Your roof is arguably the most important feature of your home. No part works harder to keep the elements out of your home, so when it is time for your roof to be repaired, you cannot afford to waste any time. Unfortunately, this urgency can leave homeowners as vulnerable targets for scam artists. From overcharging for materials to skipping town after securing a massive deposit, scammers have become increasingly bold in their tactics and prey upon unsuspecting homeowners in a variety of ways. To protect yourself from being taken advantage of, be sure to keep an eye out for the following schemes.
Common Roofing Scams
Disappearing deposits: One of the most common roofing scams occurs when a company agrees to repair or replace a roof but requires the customer to pay for materials and labor upfront, only to disappear once the money is secured. This is especially common among new roofing companies who do not have an established reputation within the area but attempt to secure business with flashy brochures and websites. A reasonable deposit would be in the 30% range.
Door-to-door salesmen: Another large scam in the roofing industry involves a door-to-door salesman showing up at your house and promising a free roof inspection or repair. Once they receive permission to go up on your roof, the scammer will fabricate damage by tearing shingles, hitting the roof with a hammer, or present a photo of another damaged roof. While some companies use door-to-door salesman in an honest manner, it is best to exercise vigilance and not sign any paperwork until you have verified the company’s legitimacy.
Storm chasers: Out-of-town storm chasers, also known as “roof gypsies,” follow areas recently hit by storms in an attempt to exploit homeowners. Storm chasers evaluate how much it will cost to replace a cheap roof and compare it to the amount that a homeowner’s insurance policy is willing to pay. After doing the bare minimum, they vanish and move onto the next area, leaving the homeowner with a poorly constructed roof. As detailed in our previous blog on choosing the right contractor online, the most trustworthy roofers are those who have been serving the same area for several years and have an established reputation.
High-pressure sales: Yet another common scam is for a roofing company to resort to dishonest and high-pressure sales tactics in order to get a homeowner to enter into a legally binding contract at a high rate. The goal of a professional roofing estimator should be to educate you on the condition of your roof and the different solutions available to remedy those conditions. This is an expensive investment and homeowners should take time to make this decision.
Fluctuating bids: In a fluctuating bid scheme, also known as an “elevator ride” scam, a roofing contractor will secure a job by offering a bid that is far lower than other roofers in the area, only for unexpected costs and problems to arise later that cause the price to skyrocket. As you review multiple proposals compare the scope of work being provided, not just the price. The “add-on” items on one bid making it appear more expensive may be the unexpected items pending as a change order on the other. A reputable roofer should provide a bid for all roofing issues up front, with the only exception being structural issues or wood replacement that can’t be seen during the inspection.

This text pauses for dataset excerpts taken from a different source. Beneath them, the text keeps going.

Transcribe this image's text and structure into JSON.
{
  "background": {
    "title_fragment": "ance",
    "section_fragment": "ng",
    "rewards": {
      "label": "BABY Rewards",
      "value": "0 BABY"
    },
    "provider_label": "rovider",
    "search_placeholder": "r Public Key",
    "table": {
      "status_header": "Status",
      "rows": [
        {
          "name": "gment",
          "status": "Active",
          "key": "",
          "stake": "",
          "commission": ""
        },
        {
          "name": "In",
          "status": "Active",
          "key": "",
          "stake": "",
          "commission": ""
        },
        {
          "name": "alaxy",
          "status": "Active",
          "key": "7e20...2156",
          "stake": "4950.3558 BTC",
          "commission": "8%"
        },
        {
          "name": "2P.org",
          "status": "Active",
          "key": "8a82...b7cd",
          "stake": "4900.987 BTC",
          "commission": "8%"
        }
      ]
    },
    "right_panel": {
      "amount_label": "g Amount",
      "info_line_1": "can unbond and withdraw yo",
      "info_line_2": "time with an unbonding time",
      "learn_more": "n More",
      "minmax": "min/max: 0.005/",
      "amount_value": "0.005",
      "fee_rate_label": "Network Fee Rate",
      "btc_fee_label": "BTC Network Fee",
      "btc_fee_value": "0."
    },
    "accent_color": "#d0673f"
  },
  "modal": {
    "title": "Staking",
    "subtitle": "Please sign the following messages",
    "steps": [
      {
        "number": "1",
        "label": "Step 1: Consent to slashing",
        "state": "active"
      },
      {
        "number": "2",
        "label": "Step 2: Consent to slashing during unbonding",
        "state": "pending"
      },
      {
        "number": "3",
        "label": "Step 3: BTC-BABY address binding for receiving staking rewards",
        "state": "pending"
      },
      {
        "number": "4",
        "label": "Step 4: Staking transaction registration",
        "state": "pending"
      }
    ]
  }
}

Tips for Dealing with a Roofing Company
- Ask for the contractor’s license number (if your state licenses roofers) and insurance information. Also write down the person’s license plate number and, if possible, driver’s license number.
- If you allow unfamiliar contractors to inspect your roof, be sure to supervise them. However, it’s best not to let them onto your roof at all.
- Be especially wary of contractors who say replacing your roof won’t cost a thing. They may even claim they’ll pay your deductible for you.
- Never sign a contract with blanks. Get everything in writing: Cost, scope of work, time frame, guarantees, payment schedule and other expectations. And, read every contract carefully, paying particular attention to any “assignment of benefits” language.
- Don’t pay in full or sign a certificate of completion until the work is done and you’re satisfied with the outcome.
We know it can all seem a little daunting. While most contractors are honest, there most certainly those who are not. We just want you to be aware of some scenarios you may encounter so you can protect yourself.